Joe Roman is a conservation biologist and author at the Gund Institute for Environment at the University of Vermont. His research, focusing on endangered species conservation and marine ecology, has appeared in Science, Proceedings of the National Academy of Sciences, Trends in Ecology and Evolution, and many other journals. Joe has received a Hrdy Fellowship at Harvard University, a McCurdy Fellowship at the Duke University Marine Lab, a Fulbright-NSF Arctic Research Scholarship at the University of Iceland, a Bellagio Residency, a Fulbright Fellowship in Brazil, and a Science and Technology Policy Fellowship from the American Association for the Advancement of Science, among other awards. He was a Radcliffe fellow at the Harvard Radcliffe Institute from 2022 to 2023.

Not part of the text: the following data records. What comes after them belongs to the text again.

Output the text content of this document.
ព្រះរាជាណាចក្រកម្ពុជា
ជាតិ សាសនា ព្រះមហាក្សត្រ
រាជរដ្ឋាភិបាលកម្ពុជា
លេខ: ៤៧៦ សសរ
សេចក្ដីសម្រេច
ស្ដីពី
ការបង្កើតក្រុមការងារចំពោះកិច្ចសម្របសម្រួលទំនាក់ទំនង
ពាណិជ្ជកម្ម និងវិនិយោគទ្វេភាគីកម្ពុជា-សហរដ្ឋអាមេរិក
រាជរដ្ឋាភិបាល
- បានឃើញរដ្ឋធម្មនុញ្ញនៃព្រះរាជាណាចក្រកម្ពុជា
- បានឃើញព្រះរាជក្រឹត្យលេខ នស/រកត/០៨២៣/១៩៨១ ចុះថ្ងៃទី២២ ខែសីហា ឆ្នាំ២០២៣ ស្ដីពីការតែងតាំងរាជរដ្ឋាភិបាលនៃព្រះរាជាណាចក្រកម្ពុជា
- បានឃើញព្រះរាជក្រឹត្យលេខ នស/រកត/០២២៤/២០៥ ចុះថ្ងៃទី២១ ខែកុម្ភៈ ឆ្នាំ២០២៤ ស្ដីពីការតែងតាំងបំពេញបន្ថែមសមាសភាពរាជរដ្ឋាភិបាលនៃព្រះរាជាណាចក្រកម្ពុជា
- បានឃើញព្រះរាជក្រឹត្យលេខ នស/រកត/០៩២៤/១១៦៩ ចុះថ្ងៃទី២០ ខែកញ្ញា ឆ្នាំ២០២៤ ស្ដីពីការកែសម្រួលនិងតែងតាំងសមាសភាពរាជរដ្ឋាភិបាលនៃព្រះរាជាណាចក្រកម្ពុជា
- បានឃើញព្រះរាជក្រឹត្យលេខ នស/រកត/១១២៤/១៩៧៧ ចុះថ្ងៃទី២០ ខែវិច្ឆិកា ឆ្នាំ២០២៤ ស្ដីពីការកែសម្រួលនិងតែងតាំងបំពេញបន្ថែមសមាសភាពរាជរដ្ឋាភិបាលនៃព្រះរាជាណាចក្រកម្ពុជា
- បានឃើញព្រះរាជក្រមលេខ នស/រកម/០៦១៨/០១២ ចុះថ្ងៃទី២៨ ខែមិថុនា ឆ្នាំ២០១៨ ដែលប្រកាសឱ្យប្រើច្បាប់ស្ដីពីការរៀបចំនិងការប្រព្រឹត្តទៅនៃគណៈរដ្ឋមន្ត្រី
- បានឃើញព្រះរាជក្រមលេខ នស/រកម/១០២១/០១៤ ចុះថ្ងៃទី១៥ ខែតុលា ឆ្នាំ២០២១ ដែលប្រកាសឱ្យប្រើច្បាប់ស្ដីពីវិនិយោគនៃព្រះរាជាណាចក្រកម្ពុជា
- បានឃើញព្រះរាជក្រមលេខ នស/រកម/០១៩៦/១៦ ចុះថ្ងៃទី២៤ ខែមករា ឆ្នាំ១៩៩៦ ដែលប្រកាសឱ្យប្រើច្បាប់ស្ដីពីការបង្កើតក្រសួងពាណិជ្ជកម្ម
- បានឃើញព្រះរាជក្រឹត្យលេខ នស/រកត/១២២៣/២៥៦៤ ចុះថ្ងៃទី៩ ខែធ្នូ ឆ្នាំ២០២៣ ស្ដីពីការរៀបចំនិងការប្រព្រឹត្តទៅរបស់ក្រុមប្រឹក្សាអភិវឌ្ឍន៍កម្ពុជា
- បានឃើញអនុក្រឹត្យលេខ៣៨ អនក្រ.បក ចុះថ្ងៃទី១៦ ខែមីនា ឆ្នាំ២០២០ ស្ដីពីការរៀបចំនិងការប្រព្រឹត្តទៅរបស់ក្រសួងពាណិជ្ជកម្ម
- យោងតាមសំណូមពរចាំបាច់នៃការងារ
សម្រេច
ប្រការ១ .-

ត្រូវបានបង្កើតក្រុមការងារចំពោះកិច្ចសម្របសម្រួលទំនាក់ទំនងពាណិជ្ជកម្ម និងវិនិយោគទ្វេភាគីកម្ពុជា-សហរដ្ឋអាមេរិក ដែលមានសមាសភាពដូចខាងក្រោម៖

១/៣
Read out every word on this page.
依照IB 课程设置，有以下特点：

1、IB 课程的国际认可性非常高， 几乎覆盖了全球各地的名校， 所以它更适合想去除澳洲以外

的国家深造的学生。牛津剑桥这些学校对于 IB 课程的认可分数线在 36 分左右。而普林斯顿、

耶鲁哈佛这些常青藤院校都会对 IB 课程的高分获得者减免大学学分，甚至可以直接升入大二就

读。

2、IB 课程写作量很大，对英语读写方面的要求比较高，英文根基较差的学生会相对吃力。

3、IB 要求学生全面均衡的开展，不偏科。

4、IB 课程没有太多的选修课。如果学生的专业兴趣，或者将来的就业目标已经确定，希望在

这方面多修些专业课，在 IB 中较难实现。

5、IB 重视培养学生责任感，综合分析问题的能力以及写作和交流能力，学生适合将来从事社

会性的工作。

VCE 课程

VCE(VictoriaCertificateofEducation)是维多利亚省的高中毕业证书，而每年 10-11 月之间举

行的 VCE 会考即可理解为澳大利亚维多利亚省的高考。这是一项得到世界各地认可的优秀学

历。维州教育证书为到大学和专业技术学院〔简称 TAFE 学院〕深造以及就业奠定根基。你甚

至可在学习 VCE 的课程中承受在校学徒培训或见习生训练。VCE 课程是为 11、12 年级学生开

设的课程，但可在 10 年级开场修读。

Roman has presented his work in the U.S. Congress, South by Southwest, and universities around the world. Coverage of his research has appeared in the New York Times, New Yorker, Washington Post, Atlantic, NPR, BBC, and many other outlets.
Joe Roman is editor ’n’ chef of eattheinvaders.org, a website dedicated to fighting invasive species one bite at a time. He is the author of Eat, Poop, Die: How Animals Make Our World; Listed: Dispatches from America’s Endangered Species Act, winner of the Rachel Carson Environment Book Award; and Whale. He has written for Audubon, New Scientist, New York Times, Slate, and other publications.
He received his Ph.D. from Harvard University in 2003 in Organismic and Evolutionary Biology and his Master’s degree in Wildlife Ecology and Conservation from the University of Florida. He has worked along the coasts of Alaska, Hawaii, New England, the Canadian Maritimes, Brazil, Cuba, and Iceland. Born and raised in New York, Joe considers King Kong as an early conservation influence.